Patterson then built “rest” rooms and arranged for the employees to take two baths a week on company time because their homes had no bathing facilities; he installed a lunch room so people could eat in peace instead of in the midst of the ever-pounding machinery; he replaced stools with chairs for back support.
 Some Will Call It Crazy
Although architects said it was structurally impossible, he built his new factory with more exterior glass than any of its day because he believed men and women would work better in light than in the dark. Finally, even though he wasn’t making money at the time, he raised wages. As a result, his peers chided him and called him a fool. They deemed him crazy. To which he commented:

“ It is an epithet which I prize highly, for I take it as a compliment to a vision that is denied to many unfortunates. … There are advantages in being crazy!”

[Henry Ford was also "crazy." Read about it: here]

John Patterson hung signs in his factories that proclaimed, “It Pays.” His employees knew what the sign meant: it was simple business math to invest three cents in a free lunch and clean bathrooms to get back five cents’ worth of work. It was a change that had a factory-, nation-, and world-wide effect; because it did pay.

Sometimes—to become a great leader, an individual must move their "desk" out of the corner office onto the "shop floor" to discover what “it” may be.

Peter F. Drucker, long after this slice-of-life story named the process "Management by Wandering Around" (MBWA).

​Just do it!
 Author's Opinion: Restarting Corporate America
​​The citizens of the United States of America are fortunate that working conditions have moved beyond what John Patterson found on his factory floor in the late 19th Century. Workplaces are expected to be safe and clean.
​Americans no longer need a workplace benefit to maintain personal hygiene, but too many American corporations view their knowledge workers as interchangeable cogs in a giant, corporate-process machine with so little value that they can be swapped out without consideration of the long-term costs—a continual drop in revenue and profit productivity.

Such corporations need to change their perspectives before they find themselves peddling products of so little value that they can no longer retain a customer much less create one.

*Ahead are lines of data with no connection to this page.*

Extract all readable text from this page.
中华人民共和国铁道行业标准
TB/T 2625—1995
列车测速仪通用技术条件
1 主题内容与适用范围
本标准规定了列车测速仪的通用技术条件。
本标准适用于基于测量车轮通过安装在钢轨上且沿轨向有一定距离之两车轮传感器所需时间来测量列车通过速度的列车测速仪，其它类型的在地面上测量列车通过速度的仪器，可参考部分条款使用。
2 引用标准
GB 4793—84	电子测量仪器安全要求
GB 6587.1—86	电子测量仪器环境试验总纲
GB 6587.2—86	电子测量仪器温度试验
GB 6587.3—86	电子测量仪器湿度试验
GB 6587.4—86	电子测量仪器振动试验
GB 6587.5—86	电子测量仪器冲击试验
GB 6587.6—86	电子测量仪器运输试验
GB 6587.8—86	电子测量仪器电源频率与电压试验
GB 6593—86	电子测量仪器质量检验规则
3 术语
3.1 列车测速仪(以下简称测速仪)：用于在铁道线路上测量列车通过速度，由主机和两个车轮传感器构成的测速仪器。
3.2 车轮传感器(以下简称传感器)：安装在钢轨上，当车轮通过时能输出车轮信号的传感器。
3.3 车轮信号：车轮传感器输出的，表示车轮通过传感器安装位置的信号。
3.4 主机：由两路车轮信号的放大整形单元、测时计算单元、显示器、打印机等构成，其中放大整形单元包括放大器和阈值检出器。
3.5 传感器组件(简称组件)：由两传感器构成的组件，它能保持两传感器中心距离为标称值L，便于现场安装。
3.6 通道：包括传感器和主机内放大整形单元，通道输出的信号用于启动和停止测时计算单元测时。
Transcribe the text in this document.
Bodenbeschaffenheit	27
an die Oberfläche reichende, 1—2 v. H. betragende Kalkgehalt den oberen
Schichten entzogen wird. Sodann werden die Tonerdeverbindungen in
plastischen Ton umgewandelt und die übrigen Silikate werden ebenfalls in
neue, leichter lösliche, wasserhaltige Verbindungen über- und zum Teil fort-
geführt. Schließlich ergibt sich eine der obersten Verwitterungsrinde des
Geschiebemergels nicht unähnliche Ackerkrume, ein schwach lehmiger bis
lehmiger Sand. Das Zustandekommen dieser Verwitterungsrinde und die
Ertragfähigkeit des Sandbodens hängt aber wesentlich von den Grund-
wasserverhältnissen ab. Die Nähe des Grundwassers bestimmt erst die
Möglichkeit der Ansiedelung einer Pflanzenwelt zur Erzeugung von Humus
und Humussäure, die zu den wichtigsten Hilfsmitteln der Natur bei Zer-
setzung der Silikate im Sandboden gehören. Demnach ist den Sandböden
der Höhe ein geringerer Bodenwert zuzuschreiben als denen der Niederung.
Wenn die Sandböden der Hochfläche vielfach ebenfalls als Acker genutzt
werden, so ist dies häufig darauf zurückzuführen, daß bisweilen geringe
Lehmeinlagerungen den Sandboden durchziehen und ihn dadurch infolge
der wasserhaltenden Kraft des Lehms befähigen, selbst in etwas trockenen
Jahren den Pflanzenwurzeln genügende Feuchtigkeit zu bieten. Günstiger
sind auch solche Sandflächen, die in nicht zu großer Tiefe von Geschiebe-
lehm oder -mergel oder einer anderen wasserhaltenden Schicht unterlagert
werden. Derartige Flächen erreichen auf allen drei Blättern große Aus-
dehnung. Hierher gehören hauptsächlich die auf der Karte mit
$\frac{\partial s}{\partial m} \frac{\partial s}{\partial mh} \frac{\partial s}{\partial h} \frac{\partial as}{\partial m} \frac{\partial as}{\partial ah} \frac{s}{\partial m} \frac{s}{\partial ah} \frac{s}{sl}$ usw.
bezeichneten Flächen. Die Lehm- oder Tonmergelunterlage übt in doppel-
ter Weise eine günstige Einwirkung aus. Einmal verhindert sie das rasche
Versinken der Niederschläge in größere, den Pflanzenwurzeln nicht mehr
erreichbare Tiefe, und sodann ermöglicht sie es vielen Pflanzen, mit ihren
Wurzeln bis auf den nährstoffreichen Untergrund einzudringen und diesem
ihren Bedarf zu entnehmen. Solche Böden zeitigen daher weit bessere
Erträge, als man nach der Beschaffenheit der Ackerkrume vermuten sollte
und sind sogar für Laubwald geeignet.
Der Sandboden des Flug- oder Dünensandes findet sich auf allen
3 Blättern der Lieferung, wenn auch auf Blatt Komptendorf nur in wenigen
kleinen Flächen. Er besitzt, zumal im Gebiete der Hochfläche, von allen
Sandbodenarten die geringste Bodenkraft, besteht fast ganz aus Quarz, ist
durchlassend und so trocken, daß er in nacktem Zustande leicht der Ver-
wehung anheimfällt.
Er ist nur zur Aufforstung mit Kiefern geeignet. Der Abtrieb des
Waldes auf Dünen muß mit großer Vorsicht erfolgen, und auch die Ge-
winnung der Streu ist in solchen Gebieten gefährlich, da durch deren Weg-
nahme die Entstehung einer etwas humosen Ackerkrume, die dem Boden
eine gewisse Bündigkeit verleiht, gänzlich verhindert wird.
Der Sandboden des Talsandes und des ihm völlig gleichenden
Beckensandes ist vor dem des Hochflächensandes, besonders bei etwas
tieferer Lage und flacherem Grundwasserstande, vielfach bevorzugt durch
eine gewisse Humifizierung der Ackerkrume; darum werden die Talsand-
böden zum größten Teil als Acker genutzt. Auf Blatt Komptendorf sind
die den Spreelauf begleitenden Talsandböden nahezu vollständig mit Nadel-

Image of a chart showing IBM's long-term drop in sales productivity from 1999 through 2020.
IBM's sales productivity is in a two-decade decline
​Corporate America once again needs a restart—or in IBM’s case a kick start—because although the value of Peter F. Drucker’s knowledge worker is still relevant, the best-of-the-best are evolving to provide higher value. They are reaching out through new communication vehicles, such as social media, to expand their value through engagements with other like-minded individuals. American corporations need to not only encourage these networks that fire the passion, enthusiasm and engagement of the individual, but also develop processes and advance belief systems that encourage such teams to find common cause in the service of their stakeholders: customers, fellow-employees, shareholders and society.
The Responsibility of the Chief Executive
Chief executives need to master the art of a Patterson Restart. They need to seek new perspectives by figuratively moving their desks out onto their knowledge-industry production floors. Tom Peters called it MBWA—management by wandering around. It is the responsibility of the corner office to release the potential of their knowledge-industry workplaces. This will require leaders that can master the art of the restart: increasing the efficiency and effectiveness of their employees by being constantly aware of their needs in an ever-evolving workplace.

The art of the restart is about actively pursuing these perspectives and taking action.
​
We need more crazy chief executives.